Sirayet kurumunun, koşulları oluştuğu takdirde hükmü temyiz edenler lehine oluşacak durumdan, temyiz yoluna başvurmayan, süresinden sonra başvuran veya temyize başvurmakla beraber başvurusu kabul edilmeyen sanıkların da yararlanmalarının sağlanması suretiyle, bu kişilerin temyiz edenlerden daha ağır bir ceza ile cezalandırılmaları adaletsizliğini giderme amacını taşıması ve bozmanın sirayetinde, yerel mahkeme hükmünün temyiz etmeyen sanık yönünden bozulmayıp sanığın sadece bozma kararının sonucundan yararlandırılması, aksi düşüncenin kabulünün usul hukukundaki belirsizliği önlemeye yönelik temyiz ve itiraz sürelerinin konuluş amacı ile bağdaşmayacak ve kesinleşme sürecinin öngörülebilirliğini ortadan kaldıracak olması karşısında, kanun yoluna başvurmayan, süresinden sonra başvuran veya temyize başvurmakla beraber başvurusu kabul edilmeyen sanık hakkında kurulan hükmün de bozulacağını ve yeniden kurulan hükmün temyiz denetimine tabi olacağını açıkça düzenleme imkânı bulunan kanun koyucunun bilinçli bir tercih göstererek bu yönde bir düzenlemeye yer vermemesi hususu da dikkate alınarak, adil yargılanma ilkesi çerçevesinde etkin bir şekilde temyiz kanun yoluna başvurma hakkı olduğunda bir tereddüt bulunmayan ancak yöntemine uygun tebliğe rağmen ilk hükmü temyiz etmeyen sanıklar ... ve ...'ın inceleme dışı diğer sanıkların temyizi üzerine hükmün lehe bozulmasının ardından, sirayet nedeniyle kurulan, temyiz edilemez nitelikteki ikinci hükmü temyiz etme haklarının bulunmadığı kabul edilmelidir.

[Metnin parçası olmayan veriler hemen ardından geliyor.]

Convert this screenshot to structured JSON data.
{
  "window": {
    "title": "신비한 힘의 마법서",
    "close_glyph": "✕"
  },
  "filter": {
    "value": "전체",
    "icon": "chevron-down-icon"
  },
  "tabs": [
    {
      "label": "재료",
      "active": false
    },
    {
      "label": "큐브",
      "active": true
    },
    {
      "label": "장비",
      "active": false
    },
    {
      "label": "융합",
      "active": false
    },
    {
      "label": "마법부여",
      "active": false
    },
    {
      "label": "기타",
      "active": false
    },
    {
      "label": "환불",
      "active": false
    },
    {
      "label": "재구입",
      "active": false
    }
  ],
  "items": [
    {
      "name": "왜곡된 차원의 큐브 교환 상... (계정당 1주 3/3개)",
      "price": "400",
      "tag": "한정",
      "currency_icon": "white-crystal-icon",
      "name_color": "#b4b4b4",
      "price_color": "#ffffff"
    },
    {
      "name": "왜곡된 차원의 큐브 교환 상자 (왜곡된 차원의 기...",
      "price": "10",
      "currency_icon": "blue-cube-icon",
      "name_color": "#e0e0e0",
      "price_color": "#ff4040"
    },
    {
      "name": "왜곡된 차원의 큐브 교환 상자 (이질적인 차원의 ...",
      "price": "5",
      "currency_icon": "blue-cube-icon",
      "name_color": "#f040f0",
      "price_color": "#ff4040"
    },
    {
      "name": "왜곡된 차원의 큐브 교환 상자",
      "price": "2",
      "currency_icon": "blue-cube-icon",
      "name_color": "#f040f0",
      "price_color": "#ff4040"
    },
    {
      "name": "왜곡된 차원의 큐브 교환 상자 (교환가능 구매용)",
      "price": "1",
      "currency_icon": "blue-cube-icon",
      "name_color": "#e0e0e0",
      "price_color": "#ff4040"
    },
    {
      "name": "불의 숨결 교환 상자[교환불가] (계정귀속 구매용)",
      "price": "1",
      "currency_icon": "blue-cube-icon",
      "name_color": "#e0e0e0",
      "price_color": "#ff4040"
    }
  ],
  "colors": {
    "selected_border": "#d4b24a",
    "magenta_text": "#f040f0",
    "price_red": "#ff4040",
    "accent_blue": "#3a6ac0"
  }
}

Bu itibarla, Yargıtay Cumhuriyet Başsavcılığı itirazının kabulüne karar verilmelidir.

Çoğunluk görüşüne katılmayan beş Ceza Genel Kurulu Üyesi; Yargıtay Cumhuriyet Başsavcılığı itirazının reddine karar verilmesi gerektiği gerekçesiyle karşı oy kullanmışlardır.

VI. KARAR

Açıklanan nedenlerle;

1- Yargıtay Cumhuriyet Başsavcılığı itirazının KABULÜNE,

2- Yargıtay 6. Ceza Dairesinin 07.06.2022 tarihli ve 25713-8822 sayılı bozma kararının sanıklar ... ve ... yönünden KALDIRILMASINA,

3- Sanıklar ... ve ...'ın ... 5. Ağır Ceza Mahkemesinin 30.09.2021 tarihli ve 43-60 ek karar sayılı hükümlerine yönelik temyiz taleplerinin REDDİNE,

4- Dosyanın, mahalline gönderilmek üzere Yargıtay Cumhuriyet Başsavcılığına TEVDİİNE, 25.04.2023 tarihinde yapılan müzakerede oy çokluğuyla karar verildi.